Embiid makes (more) 76ers history
It seems like All-Star center Joel Embiid makes Sixers franchise history on a nightly basis this season, and Thursday night was no exception. Prior to tipoff, Embiid was named an All-Star starter for the fifth consecutive season, and with his point production against the Lakers, the big man passed Sixers legend Moses Malone (7,511 points) for 16th on Philadelphia's all-time scoring list.
The contest was also the 16th straight game that Embiid scored at least 25 points, which is the second longest streak in franchise history. Only Allen Iverson, who accomplished the feat in 27 straight games during his MVP campaign in 2001, has a longer streak in Sixers history.

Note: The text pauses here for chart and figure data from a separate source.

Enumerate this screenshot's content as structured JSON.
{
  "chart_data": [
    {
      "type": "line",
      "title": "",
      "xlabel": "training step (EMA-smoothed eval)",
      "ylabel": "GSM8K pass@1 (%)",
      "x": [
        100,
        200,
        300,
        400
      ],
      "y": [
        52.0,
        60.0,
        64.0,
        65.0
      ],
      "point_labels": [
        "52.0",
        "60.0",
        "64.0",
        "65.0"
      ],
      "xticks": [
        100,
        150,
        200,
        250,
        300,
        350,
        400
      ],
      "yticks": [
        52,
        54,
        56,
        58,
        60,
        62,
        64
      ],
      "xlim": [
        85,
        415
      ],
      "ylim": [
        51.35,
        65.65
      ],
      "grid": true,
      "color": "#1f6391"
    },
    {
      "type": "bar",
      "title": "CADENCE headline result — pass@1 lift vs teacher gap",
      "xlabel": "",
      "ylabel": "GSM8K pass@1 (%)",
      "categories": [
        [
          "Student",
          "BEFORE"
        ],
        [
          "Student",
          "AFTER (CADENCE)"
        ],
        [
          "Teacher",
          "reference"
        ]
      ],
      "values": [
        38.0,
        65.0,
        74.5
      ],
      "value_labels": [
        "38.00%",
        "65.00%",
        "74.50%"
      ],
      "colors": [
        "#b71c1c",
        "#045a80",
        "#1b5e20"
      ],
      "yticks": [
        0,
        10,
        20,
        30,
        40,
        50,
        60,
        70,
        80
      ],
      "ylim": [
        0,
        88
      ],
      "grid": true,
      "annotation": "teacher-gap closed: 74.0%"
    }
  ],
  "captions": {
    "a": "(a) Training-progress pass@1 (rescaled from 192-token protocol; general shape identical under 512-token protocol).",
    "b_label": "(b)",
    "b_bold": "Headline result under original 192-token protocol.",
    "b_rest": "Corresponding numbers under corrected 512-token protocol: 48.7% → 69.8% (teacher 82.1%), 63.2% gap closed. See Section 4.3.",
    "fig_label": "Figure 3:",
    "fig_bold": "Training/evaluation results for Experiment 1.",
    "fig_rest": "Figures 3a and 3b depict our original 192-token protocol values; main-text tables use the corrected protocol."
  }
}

Embiid is having an absolutely historic season for Philadelphia, and it sure doesn't seem like he plans on slowing down any time soon.
Dominant defense from Matisse Thybulle
Matisse Thybulle has garnered a reputation as one of the best perimeter defenders in the entire NBA, and that skill set was on full display against the Lakers. In 29 minutes of action, Thybulle compiled four steals and a block against L.A., and as they often do, a couple of those steals led directly to easy transition opportunities for Philadelphia.
Early in the third quarter, Thybulle intercepted a pass from Malik Monk intended for Westbrook at the top of the key and took it the opposite direction for a two-handed flush:
The play came at a point in the game when Philadelphia was up by just seven points, and in turn it provided a big boost of momentum when the Sixers needed it. Then, mere minutes later, Thybulle secured another steal, this time by leaping to snag a Westbrook pass out of the air and fluidly flipping it ahead to Tyrese Maxey for an uncontested finish:
Those two plays really helped to swing the game in Philadelphia's favor, and they serve as excellent examples of why Thybulle has become such an integral part of Philadelphia's rotation, especially in Ben Simmons' absence.
Anthony Davis looked like his old self
If there was a silver lining for the Lakers in this game, it was the play of Anthony Davis, who was playing in just his second game after missing 17 straight with a MCL injury. After playing 25 minutes and scoring just eight points in his return game against the Nets in Brooklyn on Tuesday, Davis looked a lot more like his usual self against the Sixers. Davis played 34 minutes and scored 31 points in Philly, and he also secured 12 rebounds. His efficiency was also encouraging, as he shot 14-for-21 from the field.
Obviously, the Lakers will need Davis to be at (or near) full strength if they're going to make any sort of a real run this season, so the fact that he appears to be bouncing back and rounding into form after a long layoff is a solid sign for L.A. Now, they just need Davis, James and Westbrook to all be healthy at the same time so that they can start developing some chemistry and cohesion before postseason play.